Learning to Defer in Content Moderation: The Human-AI Interplay

Successful content moderation in online platforms relies on a human-AI collaboration approach. A typical heuristic estimates the expected harmfulness of a post and uses fixed thresholds to decide whether to remove it and whether to send it for human review. This disregards the prediction uncertainty, the time-varying element of human review capacity and post arrivals, and the selective sampling in the dataset (humans only review posts filtered by the admission algorithm). In this paper, we introduce a model to capture the human-AI interplay in content moderation. The algorithm observes contextual information for incoming posts, makes classification and admission decisions, and schedules posts for human review. Only admitted posts receive human reviews on their harmfulness. These reviews help educate the machine-learning algorithms but are delayed due to congestion in the human review system. The classical learning-theoretic way to capture this human-AI interplay is via the framework of learning to defer, where the algorithm has the option to defer a classification task to humans for a fixed cost and immediately receive feedback. Our model contributes to this literature by introducing congestion in the human review system. Moreover, unlike work on online learning with delayed feedback where the delay in the feedback is exogenous to the algorithm's decisions, the delay in our model is endogenous to both the admission and the scheduling decisions. We propose a near-optimal learning algorithm that carefully balances the classification loss from a selectively sampled dataset, the idiosyncratic loss of non-reviewed posts, and the delay loss of having congestion in the human review system. To the best of our knowledge, this is the first result for online learning in contextual queueing systems and hence our analytical framework may be of independent interest.

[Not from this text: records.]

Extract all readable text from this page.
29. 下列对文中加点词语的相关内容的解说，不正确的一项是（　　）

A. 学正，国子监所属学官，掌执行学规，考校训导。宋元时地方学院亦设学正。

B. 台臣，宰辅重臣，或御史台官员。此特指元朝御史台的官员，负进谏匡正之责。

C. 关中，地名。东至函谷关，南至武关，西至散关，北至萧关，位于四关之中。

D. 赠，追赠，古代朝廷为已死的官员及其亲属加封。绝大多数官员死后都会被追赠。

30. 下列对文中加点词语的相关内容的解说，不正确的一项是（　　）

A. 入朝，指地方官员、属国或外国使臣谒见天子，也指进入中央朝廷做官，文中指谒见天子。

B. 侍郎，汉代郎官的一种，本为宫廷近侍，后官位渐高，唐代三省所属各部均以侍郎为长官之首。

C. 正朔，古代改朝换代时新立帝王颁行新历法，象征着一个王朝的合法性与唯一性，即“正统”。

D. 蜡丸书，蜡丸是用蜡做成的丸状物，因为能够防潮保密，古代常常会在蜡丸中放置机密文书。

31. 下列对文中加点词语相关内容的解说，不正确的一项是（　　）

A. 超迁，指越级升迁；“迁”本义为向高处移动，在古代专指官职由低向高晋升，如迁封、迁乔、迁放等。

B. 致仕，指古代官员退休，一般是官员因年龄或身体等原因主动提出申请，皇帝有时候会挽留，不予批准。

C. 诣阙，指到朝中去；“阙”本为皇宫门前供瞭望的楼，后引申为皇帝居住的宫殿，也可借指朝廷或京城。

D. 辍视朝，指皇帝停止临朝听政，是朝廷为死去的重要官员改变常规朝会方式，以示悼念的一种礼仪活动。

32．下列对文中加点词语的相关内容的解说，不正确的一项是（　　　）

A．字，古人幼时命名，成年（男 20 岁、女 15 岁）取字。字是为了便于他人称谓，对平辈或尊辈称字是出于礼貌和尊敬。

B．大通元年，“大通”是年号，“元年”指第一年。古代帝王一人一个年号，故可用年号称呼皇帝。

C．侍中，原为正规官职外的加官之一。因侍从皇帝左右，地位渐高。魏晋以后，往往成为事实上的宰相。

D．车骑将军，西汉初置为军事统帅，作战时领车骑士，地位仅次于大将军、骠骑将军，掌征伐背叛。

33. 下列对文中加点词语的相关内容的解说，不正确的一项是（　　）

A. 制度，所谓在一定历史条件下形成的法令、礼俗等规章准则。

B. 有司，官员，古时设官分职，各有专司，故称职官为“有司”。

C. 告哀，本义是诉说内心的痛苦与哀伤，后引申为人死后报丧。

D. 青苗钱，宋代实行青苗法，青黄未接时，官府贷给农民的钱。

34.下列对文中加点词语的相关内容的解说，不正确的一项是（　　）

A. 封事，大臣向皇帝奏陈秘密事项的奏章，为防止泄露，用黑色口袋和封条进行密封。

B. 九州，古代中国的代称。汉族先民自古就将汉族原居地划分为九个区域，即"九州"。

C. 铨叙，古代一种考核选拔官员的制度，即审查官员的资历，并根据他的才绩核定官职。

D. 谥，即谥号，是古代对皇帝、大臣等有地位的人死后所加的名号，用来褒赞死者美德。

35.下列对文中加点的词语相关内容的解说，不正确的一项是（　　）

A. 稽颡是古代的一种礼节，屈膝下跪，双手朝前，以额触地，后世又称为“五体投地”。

翻译：在线平台的内容审核成功依赖于人机协同策略。典型启发式方法通过估计帖子的预期危害性，并采用固定阈值决定是否删除或提交人工审核。这种方法忽略了预测不确定性、人工审核容量与帖子到达的时间动态性，以及数据集中的选择性采样（人工仅审核通过准入算法过滤的帖子）。本文提出一个模型来刻画内容审核中的人机协同过程。该算法观察新帖子的上下文信息，做出分类和准入决策，并将帖子排入人工审核队列。仅被准入的帖子会获得危害性的人工审核反馈，这些反馈虽有助于训练机器学习算法，但因人工审核系统的拥塞而产生延迟。经典学习理论上刻画这种人机协同的方式是通过"学习延迟决策"框架，即算法可将分类任务以固定成本延迟至人工处理并立即获得反馈。本文通过引入人工审核系统的拥塞机制推进了该领域研究。不同于反馈延迟外生于算法决策的在线学习文献，本文模型中的延迟内生于准入决策与调度决策。我们提出一种近优学习算法，该算法能够精巧平衡选择性采样数据集的分类损失、未审核帖子的异质性损失以及人工审核系统拥塞造成的延迟损失。据我们所知，这是上下文排队系统中在线学习的首次理论成果，因此本文的分析框架可能具有独立研究价值。